L’attention, une ressource devenue monnayable
L’idée d’une économie fondée sur l’attention n’est pas nouvelle, mais elle s’est intensifiée avec la montée des plateformes et des modèles publicitaires qui valorisent chaque seconde d’engagement. Plus une interface capte durablement l’utilisateur, plus elle peut lui présenter de contenus, de notifications, de recommandations et de sollicitations commerciales. L’attention cesse alors d’être un simple état intérieur: elle devient un actif stratégique.
Le World Economic Forum souligne depuis plusieurs années que la monétisation de l’attention pose un défi structurel à notre capacité de concentration. En 2026, l’organisation insiste sur le fait que, dans un environnement numérique défini par la rapidité et la connectivité permanente, l’attention est une ressource rare et convoitée. Cette rareté nourrit une compétition toujours plus agressive entre applications, médias, créateurs et outils dopés à l’IA.
Sur le plan psychologique, cette logique n’est pas neutre. Lorsqu’un environnement est conçu pour minimiser les temps morts et maximiser la réactivité, il devient plus difficile de préserver des espaces de récupération émotionnelle. L’esprit est sollicité en continu, parfois à bas bruit, ce qui peut favoriser irritabilité, fatigue décisionnelle, dispersion mentale et sentiment de saturation.
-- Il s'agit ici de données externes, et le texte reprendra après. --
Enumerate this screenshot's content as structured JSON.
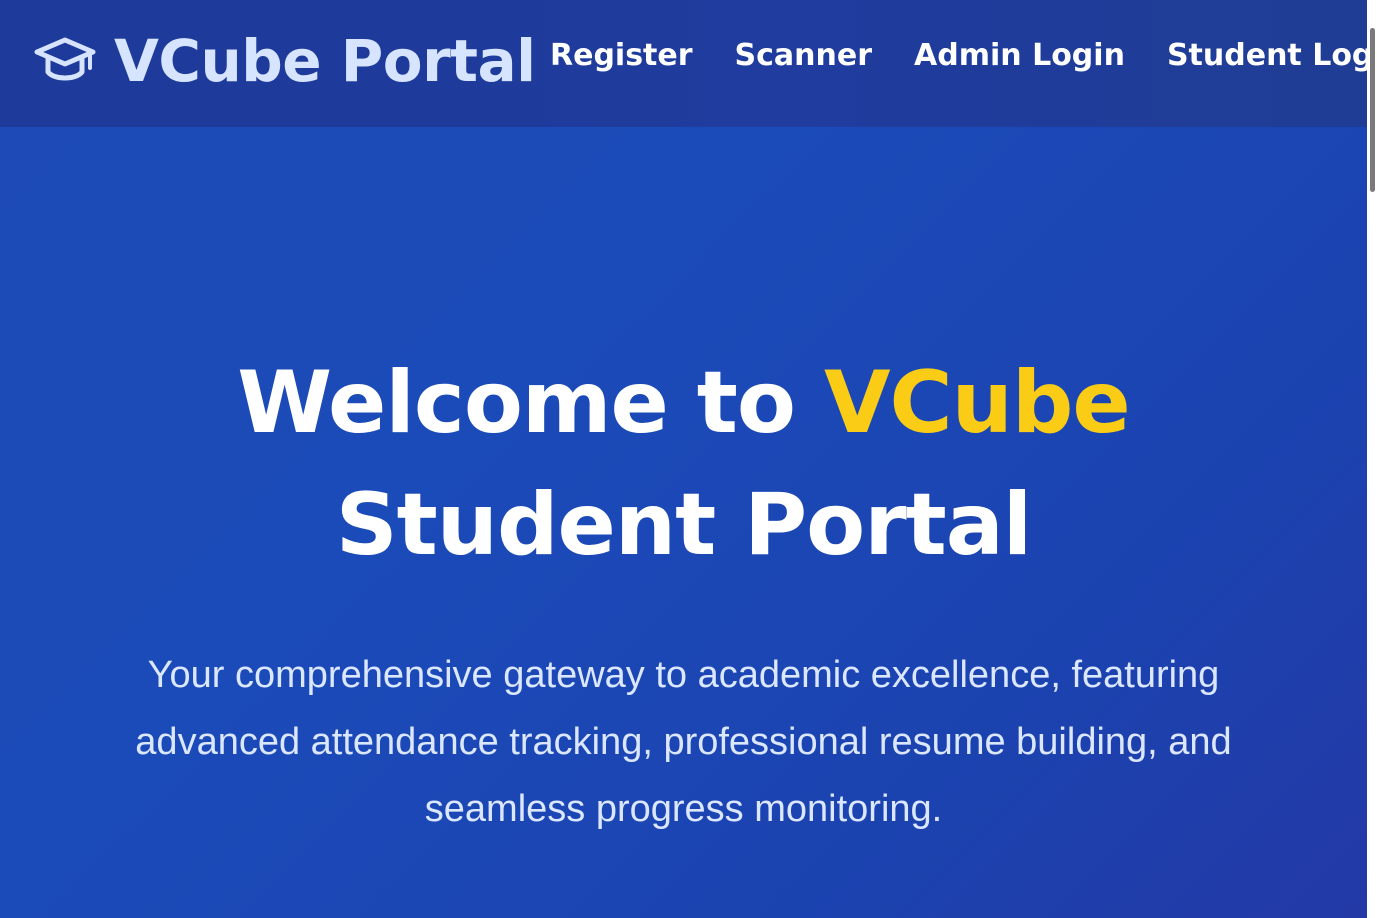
{
  "navbar": {
    "brand_icon": "graduation-cap-icon",
    "brand_name": "VCube Portal",
    "links": [
      {
        "label": "Register"
      },
      {
        "label": "Scanner"
      },
      {
        "label": "Admin Login"
      },
      {
        "label": "Student Login"
      }
    ]
  },
  "hero": {
    "title_prefix": "Welcome to ",
    "title_accent": "VCube",
    "title_line2": "Student Portal",
    "subtitle": "Your comprehensive gateway to academic excellence, featuring advanced attendance tracking, professional resume building, and seamless progress monitoring."
  },
  "colors": {
    "navbar_bg": "#1e3a9a",
    "hero_bg": "#1b4bb9",
    "accent": "#facc15",
    "brand_text": "#d6e4ff"
  }
}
Pourquoi cette captation use émotionnellement
L’usure émotionnelle ne provient pas seulement du temps passé devant un écran. Elle tient aussi à la qualité des interactions et au mode de sollicitation. Alertes, défilement infini, contenus polarisants, injonctions à répondre vite et visibilité permanente de la vie des autres créent un climat de vigilance diffuse. Le cerveau social reste en alerte, même lorsque l’usage paraît anodin.
Cette fatigue s’inscrit dans un contexte plus large de surcharge mentale et numérique. Les analyses de santé publique rappellent que les troubles anxieux et dépressifs ont des coûts durables pour les personnes, les familles et les systèmes de santé. Lorsque l’environnement numérique ajoute une couche continue de stimulation, il peut compliquer encore la régulation émotionnelle, surtout chez les personnes déjà fragilisées.
Il est important de ne pas moraliser cette expérience. Beaucoup de personnes ne manquent ni de volonté ni de discipline; elles évoluent simplement dans des architectures conçues pour capturer leur disponibilité psychique. Comprendre cela permet de déplacer le regard: le problème n’est pas uniquement individuel, il est aussi structurel, ergonomique et économique.
Les adolescents en première ligne
L’adolescence constitue une période de vulnérabilité particulière. L’OMS rappelait en septembre 2025 que les changements physiques, émotionnels et sociaux propres à cette étape, ainsi que l’exposition à la pauvreté, aux abus ou à la violence, augmentent le risque de difficultés psychiques. Dans ce contexte, les environnements numériques peuvent agir comme amplificateurs: ils offrent du soutien, mais aussi davantage de comparaison, de pression et d’exposition.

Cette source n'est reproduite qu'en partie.